Pitu farfulló algo, se rascó la frente con el antebrazo y siguió desplumando el pollo. Algo debía de haber pasado esa tarde en el puesto, algo que no hacía falta preguntar porque Venancia lo iba a soltar de todos modos, incluso me dio la sensación de que me había estado esperando para tener un público ante el que desahogarse; mortificar a Pitu en privado ya no debía de ser suficiente.

—No sé adonde vamos a parar, cada vez hay más robos y nadie hace nada, y mi marido el que menos.

—No creo que Pitu pueda hacer nada al respecto… —dije yo inocentemente.

—Pitu es un dejado y un confiado que se deja robar. A ver si se cree que me chupo el dedo. Me he dado una vuelta por ahí y he preguntado a unos y a otros y a nadie le roban tanto como a él, pero es que le ven con esa cara de pavisoso, que bueno.

Pitu volvió a murmurar algo, e intentó sonreír tímidamente.

—Yo estoy allí trabajando —se le entendió—, no sé si me llevan algo, pero yo estoy atento al puesto y no bebo por la mañana más que el aguardiente del desayuno, y eso ni duerme ni sienta mal a nadie.

—Vamos, sólo faltaría, ¿verdad, don Isidoro? Aunque yo no digo que esté mal que los hombres beban, pero para eso hay que ser hombre antes, y no un don nadie al que todo el mundo le roba los pollos.

—Si hay muchos ladrones últimamente, yo qué quieres que haga.

—Pues cuando voy yo al puesto no me roban nada. Lo que hace falta es tener carácter. Ay Dios mío, no sé por qué me casé con este hombre.

Excepto Venancia, todos nos preguntamos por qué se casaría él con ella, pero nadie se atrevió a formular la pregunta.

—Por cierto, don Isidoro —dijo Venancia cambiando de tono—, hablando de otra cosa, que no ha dicho nada, ¿qué tal durmió anoche?

—Hombre…

—Calle, calle, que hay niños delante.

Rosita me dedicó una sonrisa angelical y se abrazó las rodillas con gesto infantil.

—Papa, papa, ¿pego un brinco? ¿Pego un brinco? —volvió a proponer Nicolasete.

—Venga, pega un brinco —dijo Pitu, y esta vez se quedó mirando a su hijo con cara embelesada.

Nicolasete volvió a saltar desde el mismo peldaño.

—Papa, papa, ¿me has visto?

—¡Impresionante, Nico!, ¡impresionante! —exclamó su padre.

—A lo mejor don Isidoro quiere cenar hoy con nosotros, tenemos guiso de pollo. Por dos cuartos avía la noche —propuso Venancia.

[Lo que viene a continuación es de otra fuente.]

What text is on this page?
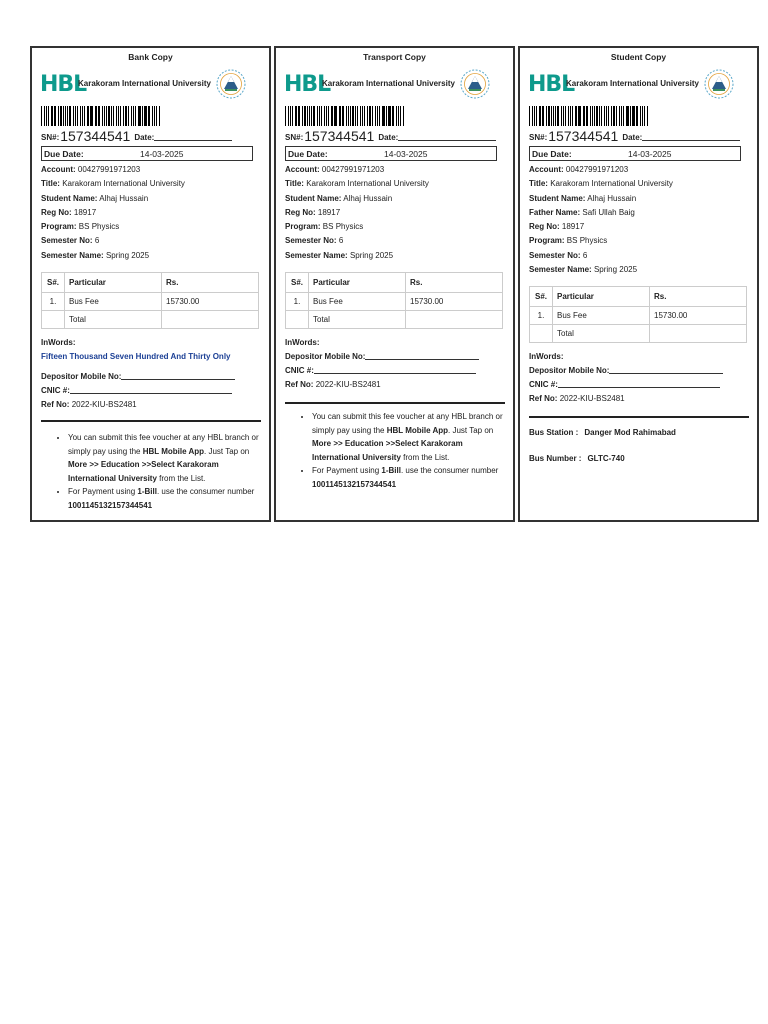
Bank Copy
HBL
Karakoram International University
SN#:157344541 Date:
Due Date:	14-03-2025
Account: 00427991971203
Title: Karakoram International University
Student Name: Alhaj Hussain
Reg No: 18917
Program: BS Physics
Semester No: 6
Semester Name: Spring 2025
S#.	Particular	Rs.
1.	Bus Fee	15730.00
	Total	
InWords:
Fifteen Thousand Seven Hundred And Thirty Only
Depositor Mobile No:
CNIC #:
Ref No: 2022-KIU-BS2481
• You can submit this fee voucher at any HBL branch or simply pay using the HBL Mobile App. Just Tap on More >> Education >>Select Karakoram International University from the List.
• For Payment using 1-Bill. use the consumer number 1001145132157344541
Transport Copy
HBL
Karakoram International University
SN#:157344541 Date:
Due Date:	14-03-2025
Account: 00427991971203
Title: Karakoram International University
Student Name: Alhaj Hussain
Reg No: 18917
Program: BS Physics
Semester No: 6
Semester Name: Spring 2025
S#.	Particular	Rs.
1.	Bus Fee	15730.00
	Total	
InWords:
Depositor Mobile No:
CNIC #:
Ref No: 2022-KIU-BS2481
• You can submit this fee voucher at any HBL branch or simply pay using the HBL Mobile App. Just Tap on More >> Education >>Select Karakoram International University from the List.
• For Payment using 1-Bill. use the consumer number 1001145132157344541
Student Copy
HBL
Karakoram International University
SN#:157344541 Date:
Due Date:	14-03-2025
Account: 00427991971203
Title: Karakoram International University
Student Name: Alhaj Hussain
Father Name: Safi Ullah Baig
Reg No: 18917
Program: BS Physics
Semester No: 6
Semester Name: Spring 2025
S#.	Particular	Rs.
1.	Bus Fee	15730.00
	Total	
InWords:
Depositor Mobile No:
CNIC #:
Ref No: 2022-KIU-BS2481
Bus Station : Danger Mod Rahimabad
Bus Number : GLTC-740
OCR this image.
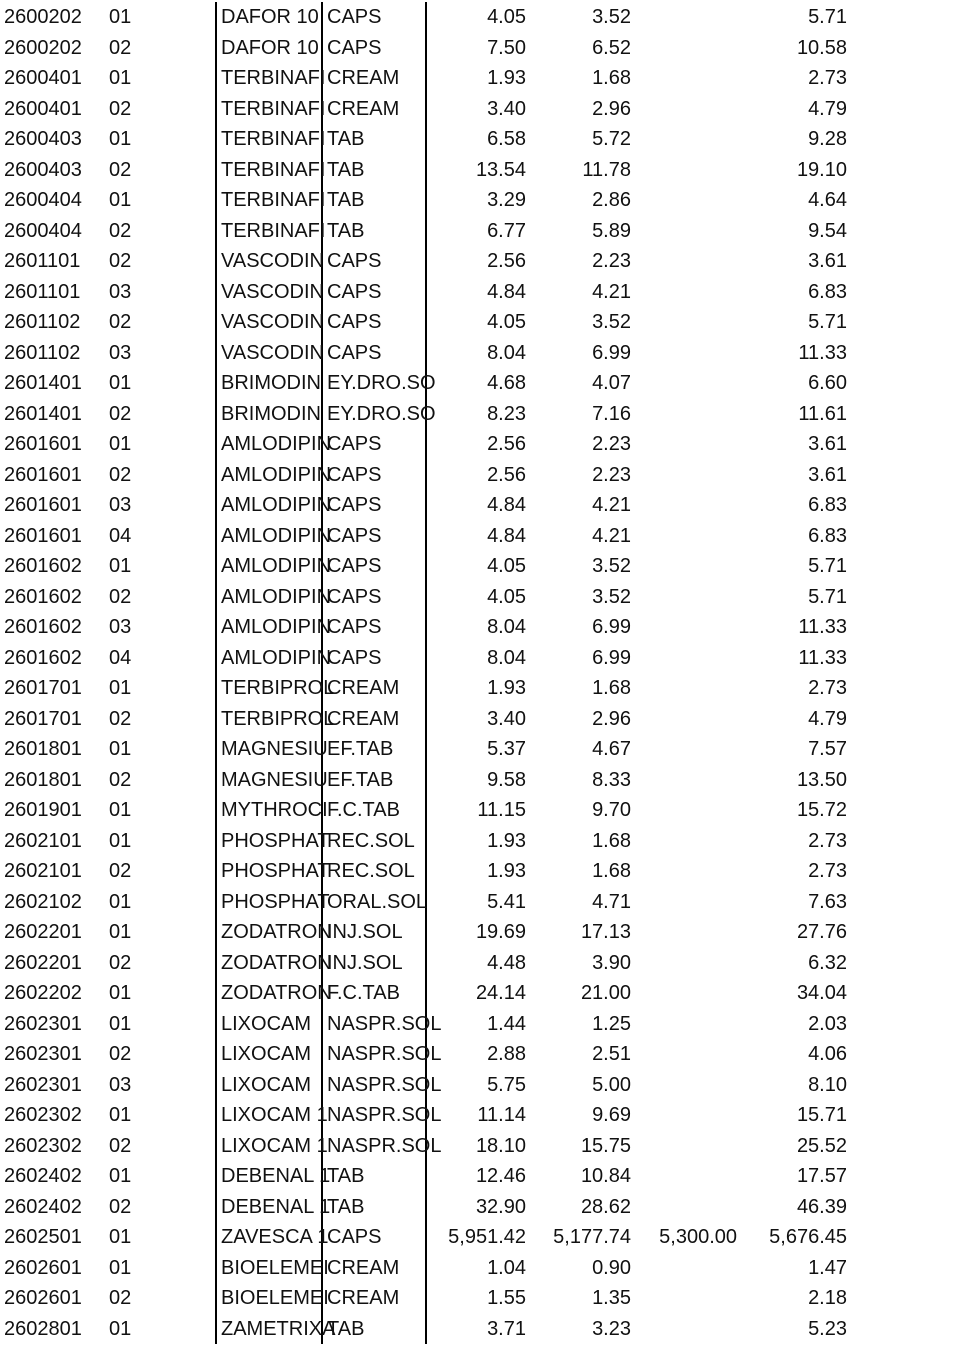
2600202	01	DAFOR 10	CAPS	4.05	3.52		5.71
2600202	02	DAFOR 10	CAPS	7.50	6.52		10.58
2600401	01	TERBINAFI	CREAM	1.93	1.68		2.73
2600401	02	TERBINAFI	CREAM	3.40	2.96		4.79
2600403	01	TERBINAFI	TAB	6.58	5.72		9.28
2600403	02	TERBINAFI	TAB	13.54	11.78		19.10
2600404	01	TERBINAFI	TAB	3.29	2.86		4.64
2600404	02	TERBINAFI	TAB	6.77	5.89		9.54
2601101	02	VASCODIN	CAPS	2.56	2.23		3.61
2601101	03	VASCODIN	CAPS	4.84	4.21		6.83
2601102	02	VASCODIN	CAPS	4.05	3.52		5.71
2601102	03	VASCODIN	CAPS	8.04	6.99		11.33
2601401	01	BRIMODIN	EY.DRO.SO	4.68	4.07		6.60
2601401	02	BRIMODIN	EY.DRO.SO	8.23	7.16		11.61
2601601	01	AMLODIPIN	CAPS	2.56	2.23		3.61
2601601	02	AMLODIPIN	CAPS	2.56	2.23		3.61
2601601	03	AMLODIPIN	CAPS	4.84	4.21		6.83
2601601	04	AMLODIPIN	CAPS	4.84	4.21		6.83
2601602	01	AMLODIPIN	CAPS	4.05	3.52		5.71
2601602	02	AMLODIPIN	CAPS	4.05	3.52		5.71
2601602	03	AMLODIPIN	CAPS	8.04	6.99		11.33
2601602	04	AMLODIPIN	CAPS	8.04	6.99		11.33
2601701	01	TERBIPROL	CREAM	1.93	1.68		2.73
2601701	02	TERBIPROL	CREAM	3.40	2.96		4.79
2601801	01	MAGNESIU	EF.TAB	5.37	4.67		7.57
2601801	02	MAGNESIU	EF.TAB	9.58	8.33		13.50
2601901	01	MYTHROCI	F.C.TAB	11.15	9.70		15.72
2602101	01	PHOSPHAT	REC.SOL	1.93	1.68		2.73
2602101	02	PHOSPHAT	REC.SOL	1.93	1.68		2.73
2602102	01	PHOSPHAT	ORAL.SOL	5.41	4.71		7.63
2602201	01	ZODATRON	INJ.SOL	19.69	17.13		27.76
2602201	02	ZODATRON	INJ.SOL	4.48	3.90		6.32
2602202	01	ZODATRON	F.C.TAB	24.14	21.00		34.04
2602301	01	LIXOCAM	NASPR.SOL	1.44	1.25		2.03
2602301	02	LIXOCAM	NASPR.SOL	2.88	2.51		4.06
2602301	03	LIXOCAM	NASPR.SOL	5.75	5.00		8.10
2602302	01	LIXOCAM 1	NASPR.SOL	11.14	9.69		15.71
2602302	02	LIXOCAM 1	NASPR.SOL	18.10	15.75		25.52
2602402	01	DEBENAL 1	TAB	12.46	10.84		17.57
2602402	02	DEBENAL 1	TAB	32.90	28.62		46.39
2602501	01	ZAVESCA 1	CAPS	5,951.42	5,177.74	5,300.00	5,676.45
2602601	01	BIOELEMEI	CREAM	1.04	0.90		1.47
2602601	02	BIOELEMEI	CREAM	1.55	1.35		2.18
2602801	01	ZAMETRIXA	TAB	3.71	3.23		5.23
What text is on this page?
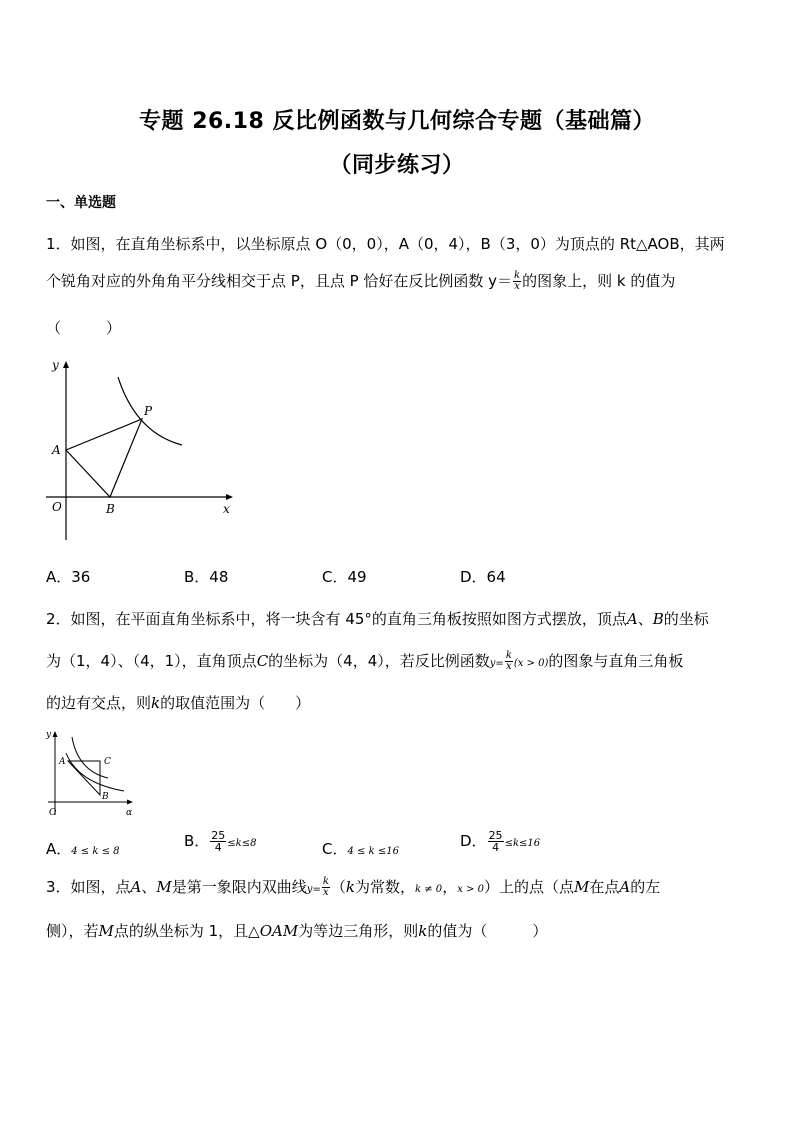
专题 26.18 反比例函数与几何综合专题（基础篇）
（同步练习）
一、单选题
1．如图，在直角坐标系中，以坐标原点 O（0，0），A（0，4），B（3，0）为顶点的 Rt△AOB，其两
个锐角对应的外角角平分线相交于点 P，且点 P 恰好在反比例函数 $y= \frac{k}{x}$ 的图象上，则 k 的值为
（　　　）
y
x
O
A
B
P
A．36	B．48	C．49	D．64
2．如图，在平面直角坐标系中，将一块含有 45°的直角三角板按照如图方式摆放，顶点A、B的坐标
为（1，4）、（4，1），直角顶点C的坐标为（4，4），若反比例函数$y= \frac{k}{x} (x > 0)$的图象与直角三角板
的边有交点，则k的取值范围为（　　）
y
α
O
A	C
B
A．4 ≤ k ≤ 8
B． $\frac{25}{4} \le k\le 8$	C．4 ≤ k ≤16
D． $\frac{25}{4} \le k\le 16$
3．如图，点A、M是第一象限内双曲线$y= \frac{k}{x} (k$为常数，k ≠ 0，x > 0）上的点（点M在点A的左
侧），若M点的纵坐标为 1，且△OAM为等边三角形，则k的值为（　　　）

—No es mal trato —dije—. Yo había comprado un par de cosas para una cena fría, pero puedo guardarlas para mañana. Ahí van los cuartos, déme una voz cuando esté listo, que tengo mucho que hacer.

Le di a Venancia las dos monedas y me fui escaleras arriba. Imaginé que Casilda había sucumbido a la oferta del día del mercado, porque el tiro de la escalera estaba saturado de olor a col hervida.